Coronavirus, studio San Matteo/ “L’Eparina non funziona sugli obesi, ecco perchè”

- Davide Giancristofaro Alberti

Uno studio del San Matteo di Vigevano ha analizzato il fallimento del trattamento dell’eparina nei pazienti obesi affetto da covid

Laboratori San Matteo Pavia
Laboratori ospedale (LaPresse, 2020)

Uno studio ha fatto chiarezza in merito al fallimento della terapia con l’eparina sui pazienti malati di coronavirus. Come si legge oggi, 5 agosto, sull’NMCD, Nutrition, Metabolism and Cardiovascular Diseases Journal, è stata effettuata una ricerca presso l’istituto clinico Beato Matteo di Vigevano, nel pavese, in cui è stato evidenziato che un livello basso di antitrombina nei pazienti covid obesi, spiegherebbe appunto il fallimento della terapia suddetta con l’obiettivo di scongiurare la trombosi venosa e l’embolia polmonare, quelle che sono considerate le prime cause di mortalità legata all’infezione da Covid-19. Il team di ricercatori è stato guidato dal dottor Carmine Gazzaruso, responsabile delle Unità Operative di Diabetologia, Endocrinologia, Malattie Metaboliche e Vascolari, ed ha riguardato 49 pazienti affetti da coronavirus. Partendo dal fatto che la mortalità per trombosi rimaneva alta nonostante l’eparina, i medici hanno cercato di capire quali fossero i fattori comuni a tutti i soggetti deceduti.

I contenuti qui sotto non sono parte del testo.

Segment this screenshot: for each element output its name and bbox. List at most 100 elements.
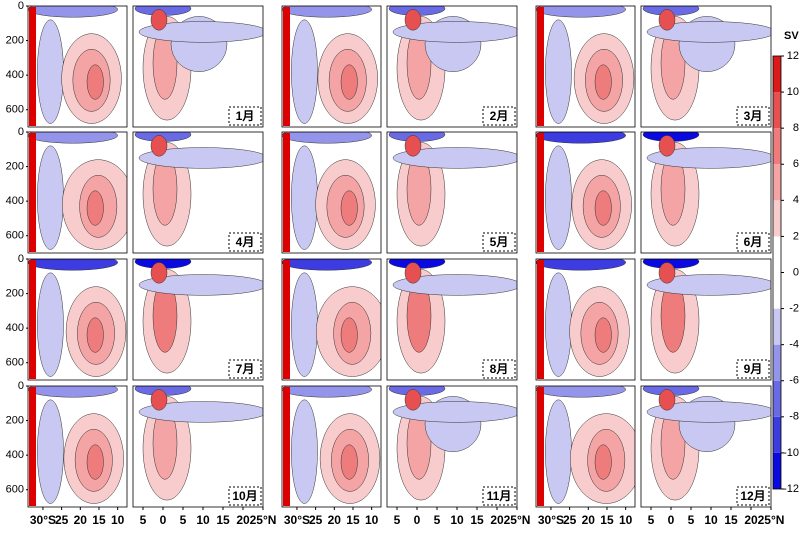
x-tick-label: 10 — [111, 513, 125, 527]
contour-region — [658, 389, 676, 411]
subpanel — [641, 259, 771, 380]
contour-region — [28, 386, 118, 398]
subpanel — [536, 259, 635, 380]
x-tick-label: 20 — [490, 513, 504, 527]
frame — [535, 131, 636, 254]
panel: 1月 — [27, 5, 264, 128]
contour-region — [594, 317, 612, 353]
x-tick-label: 0 — [414, 513, 421, 527]
y-tick-label: 200 — [6, 414, 24, 426]
x-tick-label: 25 — [55, 513, 69, 527]
contour-region — [658, 9, 676, 31]
contour-region — [37, 145, 64, 250]
frame — [640, 385, 772, 508]
y-tick-label: 200 — [6, 160, 24, 172]
contour-region — [86, 444, 104, 480]
x-tick-label: 20 — [744, 513, 758, 527]
x-tick-label: 30°S — [538, 513, 564, 527]
month-label: 7月 — [236, 362, 255, 376]
frame — [535, 258, 636, 381]
contour-region — [536, 259, 626, 271]
month-label: 1月 — [236, 109, 255, 123]
contour-region — [646, 274, 771, 296]
frame — [27, 258, 128, 381]
frame — [386, 5, 518, 128]
colorbar-tick-label: 10 — [787, 86, 799, 98]
contour-region — [340, 190, 358, 226]
contour-region — [28, 132, 118, 144]
panel: 7月 — [27, 258, 264, 381]
frame — [132, 258, 264, 381]
land-mask — [537, 387, 544, 506]
colorbar-bin — [773, 164, 781, 201]
land-mask — [29, 133, 36, 252]
x-tick-label: 15 — [92, 513, 106, 527]
colorbar-bin — [773, 236, 781, 273]
panel: 6月 — [535, 131, 772, 254]
contour-region — [594, 444, 612, 480]
y-tick-label: 0 — [18, 126, 24, 138]
contour-region — [536, 386, 626, 398]
contour-region — [392, 274, 517, 296]
month-box — [482, 106, 516, 126]
land-mask — [283, 387, 290, 506]
frame — [281, 258, 382, 381]
contour-region — [282, 386, 372, 398]
contour-region — [291, 19, 318, 124]
x-tick-label: 15 — [470, 513, 484, 527]
x-tick-label: 5 — [394, 513, 401, 527]
y-tick-label: 400 — [6, 69, 24, 81]
colorbar-tick-label: 6 — [793, 158, 799, 170]
land-mask — [283, 260, 290, 379]
x-tick-label: 25 — [563, 513, 577, 527]
contour-region — [658, 262, 676, 284]
y-tick-label: 400 — [6, 449, 24, 461]
month-box — [736, 106, 770, 126]
colorbar-tick-label: -2 — [789, 302, 799, 314]
contour-region — [150, 389, 168, 411]
panel: 2月 — [281, 5, 518, 128]
colorbar-tick-label: 12 — [787, 50, 799, 62]
x-tick-label: 15 — [346, 513, 360, 527]
contour-region — [37, 272, 64, 377]
contour-region — [545, 272, 572, 377]
land-mask — [537, 133, 544, 252]
contour-region — [86, 64, 104, 100]
month-label: 3月 — [744, 109, 763, 123]
colorbar-tick-label: 4 — [793, 194, 799, 206]
month-box — [228, 106, 262, 126]
panel: 3月 — [535, 5, 772, 128]
land-mask — [29, 7, 36, 126]
contour-region — [545, 19, 572, 124]
month-label: 10月 — [232, 489, 257, 503]
month-box — [736, 486, 770, 506]
month-box — [482, 359, 516, 379]
frame — [386, 258, 518, 381]
x-tick-label: 25°N — [250, 513, 277, 527]
colorbar-bin — [773, 200, 781, 237]
frame — [281, 385, 382, 508]
month-box — [736, 232, 770, 252]
colorbar-bin — [773, 128, 781, 165]
x-tick-label: 25°N — [758, 513, 785, 527]
panel: 9月 — [535, 258, 772, 381]
contour-region — [291, 145, 318, 250]
land-mask — [29, 387, 36, 506]
contour-region — [646, 21, 771, 43]
colorbar-label: SV — [784, 30, 799, 42]
frame — [535, 5, 636, 128]
x-tick-label: 20 — [74, 513, 88, 527]
contour-region — [646, 401, 771, 423]
month-label: 11月 — [487, 489, 512, 503]
month-box — [736, 359, 770, 379]
colorbar-bin — [773, 380, 781, 417]
contour-region — [28, 6, 118, 18]
month-label: 4月 — [236, 235, 255, 249]
contour-region — [150, 9, 168, 31]
colorbar-bin — [773, 416, 781, 453]
x-tick-label: 30°S — [284, 513, 310, 527]
month-label: 5月 — [490, 235, 509, 249]
frame — [132, 131, 264, 254]
subpanel — [28, 6, 127, 127]
colorbar-bin — [773, 344, 781, 381]
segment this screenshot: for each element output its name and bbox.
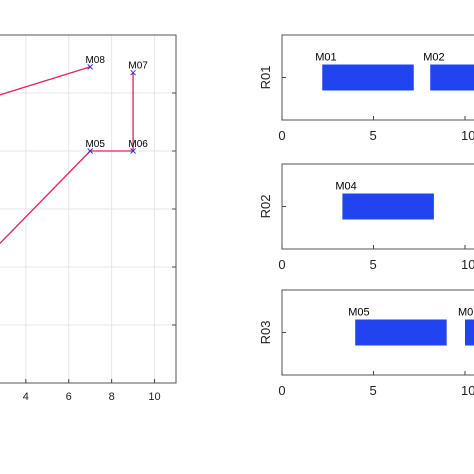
point-label: M05 [85, 139, 105, 150]
task-label: M0 [458, 307, 473, 319]
task-label: M04 [335, 181, 356, 193]
task-bar [322, 64, 414, 91]
task-bar [355, 319, 447, 346]
x-tick-label: 8 [109, 391, 115, 403]
point-marker [87, 148, 94, 154]
x-tick-label: 6 [66, 391, 72, 403]
row-label: R01 [258, 66, 273, 90]
plot-border [0, 34, 177, 384]
task-bar [342, 193, 434, 220]
task-label: M01 [315, 52, 336, 64]
task-bar [430, 64, 474, 91]
route-line-chart: 4 6 8 10 M08 M07 M06 M05 [0, 34, 177, 403]
point-label: M06 [128, 139, 148, 150]
point-marker [130, 69, 136, 76]
task-label: M05 [348, 307, 369, 319]
point-marker [130, 148, 136, 154]
x-tick-label: 0 [278, 383, 285, 398]
x-tick-label: 10 [461, 257, 474, 272]
x-tick-label: 4 [23, 391, 29, 403]
route-segment [0, 150, 91, 245]
x-tick-label: 0 [278, 128, 285, 143]
point-marker [87, 64, 94, 70]
point-label: M07 [128, 61, 148, 72]
route-segment [0, 66, 91, 96]
x-tick-label: 10 [461, 128, 474, 143]
x-tick-label: 5 [370, 257, 377, 272]
x-tick-label: 10 [461, 383, 474, 398]
point-label: M08 [85, 55, 105, 66]
task-bar [465, 319, 474, 346]
row-label: R02 [258, 195, 273, 219]
x-tick-label: 5 [370, 383, 377, 398]
x-tick-label: 5 [370, 128, 377, 143]
row-label: R03 [258, 321, 273, 345]
x-tick-label: 0 [278, 257, 285, 272]
gantt-schedule-chart: R01 0 5 10 M01 M02 R02 0 5 10 M04 R03 0 5 10 M05 M0 [258, 34, 474, 398]
task-label: M02 [423, 52, 444, 64]
x-tick-label: 10 [148, 391, 160, 403]
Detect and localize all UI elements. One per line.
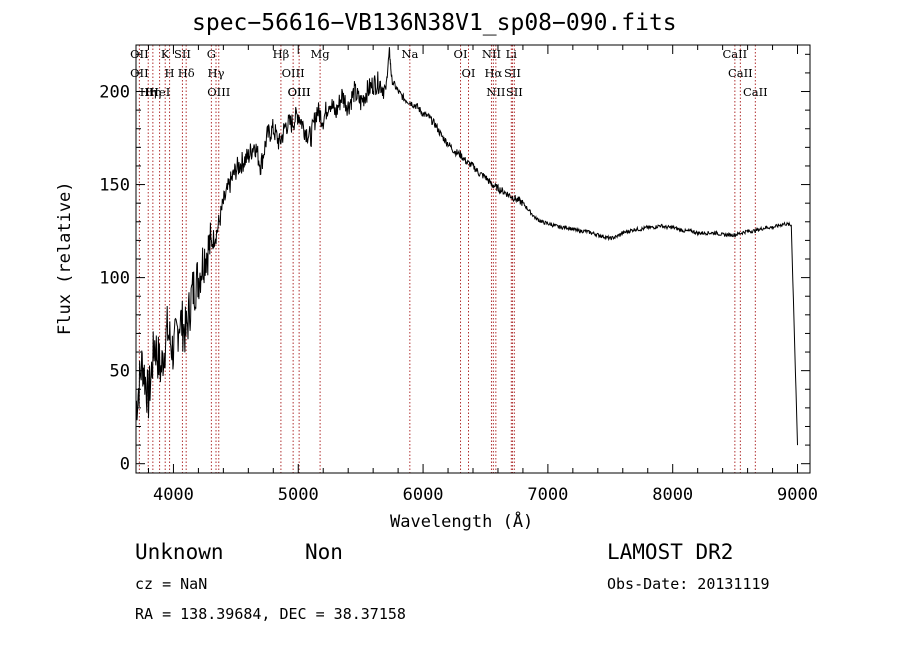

CORONAVIRUS, EPARINA SUGLI OBESI: LIVELLI BASSI DI ANTITROMBINA E BMI SUPERIORE AI 30

Il primo elemento saltato subito all’occhio è stato il livello molto basso, inferiore agli 80 (la normalità è fra gli 80 e i 100), di antitrombina, una proteina che permette il giusto funzionamento dell’eparina. Altro elemento in comune fra i 16 soggetti era il BMI superiore a 30, un indice di massa corporea che a quei livelli evidenziava una forma di obesità da lieve a severa. Da qui si è appunto arrivati alla conclusione che molti soggetti obesi sono i più colpiti dalla carenza di antitrombina, e di conseguenza, il “flop” dell’eparina. Il dottor Carmine Gazzaruso ha commentato: “I dati – si legge su insalutenews.it in data odierna, 5 agosto – suggeriscono innanzitutto come l’AT sia fortemente associata alla mortalità nei pazienti affetti da Covid-19. Inoltre, l’AT può essere ciò che lega l’obesità e la prognosi infausta nei pazienti con coronavirus”. Un’indagine molto preziosa quella condotta dall’istituto di Pavia: “Il nostro studio – sottolinea a riguardo Gazzaruso – apre la strada ad altre ricerche relative all’antitrombina, che può diventare un marcatore prognostico e un bersaglio terapeutico per la cura del Covid-19”.